Meses atrás, o entorno de Flávio Bolsonaro fez um périplo pelos principais veículos de comunicação do país, em um movimento natural de aproximação antes do início oficial da campanha eleitoral.
Agora, a 11 dias da abertura das convenções partidárias, aliados do pré-candidato afirmam estar convencidos de que não poderão contar com a “racionalidade” de boa parte da imprensa. Nos bastidores, falam em “má vontade” das redações e em “jogo jogado”.

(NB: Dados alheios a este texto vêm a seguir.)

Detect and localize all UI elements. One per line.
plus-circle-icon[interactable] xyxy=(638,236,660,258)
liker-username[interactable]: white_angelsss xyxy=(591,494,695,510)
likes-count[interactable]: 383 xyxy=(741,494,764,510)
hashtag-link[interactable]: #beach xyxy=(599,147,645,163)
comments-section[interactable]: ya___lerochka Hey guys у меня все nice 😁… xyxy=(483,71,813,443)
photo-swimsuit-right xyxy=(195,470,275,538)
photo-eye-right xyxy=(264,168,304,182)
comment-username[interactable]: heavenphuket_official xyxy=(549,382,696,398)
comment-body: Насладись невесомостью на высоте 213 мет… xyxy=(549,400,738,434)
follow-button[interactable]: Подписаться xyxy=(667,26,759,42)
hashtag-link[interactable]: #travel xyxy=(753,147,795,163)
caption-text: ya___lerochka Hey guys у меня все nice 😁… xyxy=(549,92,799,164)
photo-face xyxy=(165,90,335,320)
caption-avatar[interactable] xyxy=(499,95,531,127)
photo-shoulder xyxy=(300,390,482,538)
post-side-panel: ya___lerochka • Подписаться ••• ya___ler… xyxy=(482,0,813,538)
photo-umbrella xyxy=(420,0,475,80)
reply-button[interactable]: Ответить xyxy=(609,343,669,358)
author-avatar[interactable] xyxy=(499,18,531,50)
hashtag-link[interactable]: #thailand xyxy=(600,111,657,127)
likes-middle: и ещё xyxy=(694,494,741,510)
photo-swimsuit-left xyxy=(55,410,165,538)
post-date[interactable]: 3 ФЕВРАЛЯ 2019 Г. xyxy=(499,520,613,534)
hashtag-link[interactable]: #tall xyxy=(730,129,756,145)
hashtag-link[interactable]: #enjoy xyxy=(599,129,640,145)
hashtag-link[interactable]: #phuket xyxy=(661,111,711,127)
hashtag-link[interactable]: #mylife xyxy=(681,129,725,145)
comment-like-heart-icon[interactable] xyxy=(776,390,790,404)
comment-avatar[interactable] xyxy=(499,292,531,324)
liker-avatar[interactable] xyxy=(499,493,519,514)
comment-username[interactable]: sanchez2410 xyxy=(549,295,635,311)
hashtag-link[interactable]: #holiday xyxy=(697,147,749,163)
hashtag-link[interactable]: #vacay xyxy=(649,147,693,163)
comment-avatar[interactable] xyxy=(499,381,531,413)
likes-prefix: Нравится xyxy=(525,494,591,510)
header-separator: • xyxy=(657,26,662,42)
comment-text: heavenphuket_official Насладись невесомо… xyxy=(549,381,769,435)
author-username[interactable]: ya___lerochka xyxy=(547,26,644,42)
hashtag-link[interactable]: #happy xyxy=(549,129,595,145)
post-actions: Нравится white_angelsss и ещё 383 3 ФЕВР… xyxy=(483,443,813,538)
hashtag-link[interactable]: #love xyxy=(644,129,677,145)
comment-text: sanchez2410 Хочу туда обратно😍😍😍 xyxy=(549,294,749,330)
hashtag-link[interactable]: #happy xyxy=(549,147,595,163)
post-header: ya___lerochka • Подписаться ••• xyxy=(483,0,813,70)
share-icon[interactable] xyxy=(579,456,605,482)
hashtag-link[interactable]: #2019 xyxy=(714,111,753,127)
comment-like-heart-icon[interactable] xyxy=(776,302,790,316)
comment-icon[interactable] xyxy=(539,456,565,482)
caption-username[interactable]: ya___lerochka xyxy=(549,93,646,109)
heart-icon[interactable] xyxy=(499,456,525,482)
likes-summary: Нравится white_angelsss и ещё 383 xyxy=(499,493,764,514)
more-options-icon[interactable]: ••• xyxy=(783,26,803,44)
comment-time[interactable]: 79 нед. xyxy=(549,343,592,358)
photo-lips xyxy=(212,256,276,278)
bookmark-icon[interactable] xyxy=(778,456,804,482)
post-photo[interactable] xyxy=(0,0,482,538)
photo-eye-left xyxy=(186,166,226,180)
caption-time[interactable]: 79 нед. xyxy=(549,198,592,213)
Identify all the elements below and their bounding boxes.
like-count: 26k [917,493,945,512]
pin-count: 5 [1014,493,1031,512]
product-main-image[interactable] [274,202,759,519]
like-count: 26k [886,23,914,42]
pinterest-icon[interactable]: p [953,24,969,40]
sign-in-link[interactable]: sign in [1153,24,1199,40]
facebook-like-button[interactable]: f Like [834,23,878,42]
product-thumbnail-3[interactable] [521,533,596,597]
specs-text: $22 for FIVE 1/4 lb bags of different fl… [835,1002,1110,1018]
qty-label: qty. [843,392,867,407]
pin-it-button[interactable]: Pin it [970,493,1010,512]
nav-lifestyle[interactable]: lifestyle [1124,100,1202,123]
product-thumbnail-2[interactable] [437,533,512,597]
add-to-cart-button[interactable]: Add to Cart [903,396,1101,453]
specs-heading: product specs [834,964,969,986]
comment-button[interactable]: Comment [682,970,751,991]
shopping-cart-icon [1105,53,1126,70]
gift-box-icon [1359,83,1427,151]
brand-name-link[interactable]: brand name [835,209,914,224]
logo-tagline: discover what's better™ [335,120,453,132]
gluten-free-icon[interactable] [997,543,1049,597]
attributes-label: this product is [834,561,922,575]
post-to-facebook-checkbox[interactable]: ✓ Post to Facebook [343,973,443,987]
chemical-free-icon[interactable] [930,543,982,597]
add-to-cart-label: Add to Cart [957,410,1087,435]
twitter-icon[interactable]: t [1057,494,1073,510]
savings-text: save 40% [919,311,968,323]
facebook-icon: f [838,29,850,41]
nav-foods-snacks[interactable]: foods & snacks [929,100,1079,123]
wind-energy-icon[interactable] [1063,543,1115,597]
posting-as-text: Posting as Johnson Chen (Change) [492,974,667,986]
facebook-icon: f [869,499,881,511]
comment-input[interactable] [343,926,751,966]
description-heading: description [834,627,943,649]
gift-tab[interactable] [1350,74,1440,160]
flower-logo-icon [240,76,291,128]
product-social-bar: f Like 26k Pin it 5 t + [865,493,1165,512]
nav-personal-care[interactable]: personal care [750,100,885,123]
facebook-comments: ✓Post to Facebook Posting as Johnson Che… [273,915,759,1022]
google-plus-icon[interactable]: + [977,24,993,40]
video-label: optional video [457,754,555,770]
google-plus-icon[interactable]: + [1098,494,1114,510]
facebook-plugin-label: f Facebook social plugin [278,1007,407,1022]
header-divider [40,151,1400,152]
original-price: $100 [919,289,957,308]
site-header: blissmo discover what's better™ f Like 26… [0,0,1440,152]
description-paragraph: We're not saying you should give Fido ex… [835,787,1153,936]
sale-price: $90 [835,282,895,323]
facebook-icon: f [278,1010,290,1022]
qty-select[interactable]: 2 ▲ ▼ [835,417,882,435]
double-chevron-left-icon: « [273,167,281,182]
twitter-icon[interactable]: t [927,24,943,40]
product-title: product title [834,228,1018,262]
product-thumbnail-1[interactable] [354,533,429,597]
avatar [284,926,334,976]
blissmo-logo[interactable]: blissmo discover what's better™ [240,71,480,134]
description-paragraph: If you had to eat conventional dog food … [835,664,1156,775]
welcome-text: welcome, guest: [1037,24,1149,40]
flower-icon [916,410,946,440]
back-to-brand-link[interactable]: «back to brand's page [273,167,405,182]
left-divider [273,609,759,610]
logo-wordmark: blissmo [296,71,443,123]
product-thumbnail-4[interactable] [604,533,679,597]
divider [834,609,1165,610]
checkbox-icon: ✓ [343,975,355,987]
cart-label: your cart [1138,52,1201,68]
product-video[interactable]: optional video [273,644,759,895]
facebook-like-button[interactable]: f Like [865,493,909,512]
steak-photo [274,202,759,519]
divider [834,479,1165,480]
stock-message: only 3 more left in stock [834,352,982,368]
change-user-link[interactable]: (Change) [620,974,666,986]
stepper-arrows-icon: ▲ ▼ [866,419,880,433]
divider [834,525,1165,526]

“É difícil até estabelecer uma conversa. As redações estão tomadas por jornalistas que torcem pela vitória do Lula, e isso fica evidente nas entrevistas e nas conversas. Não é algo velado. Aí fica difícil, porque não há racionalidade. É tudo com viés já no ponto de partida. E não há muito o que fazer para reverter essa relação”, disse à coluna um assessor da campanha.
Como exemplo, auxiliares citam o evento promovido na última sexta-feira, 3, no Rio de Janeiro, que reuniu lideranças do PL, comunicadores e influenciadores.
“A cobertura se restringiu ao momento em que Flávio dançou funk. Sempre vão achar uma dancinha para fazer chacota e ignorar todo o resto”, reclamou o assessor.
Diante desse diagnóstico, a campanha pretende intensificar a estratégia digital ao longo da disputa. A aposta é ampliar a comunicação direta com o eleitor e mobilizar as “tias do zap e os tios do churrasco”, grupo considerado decisivo para a vitória de Jair Bolsonaro em 2018.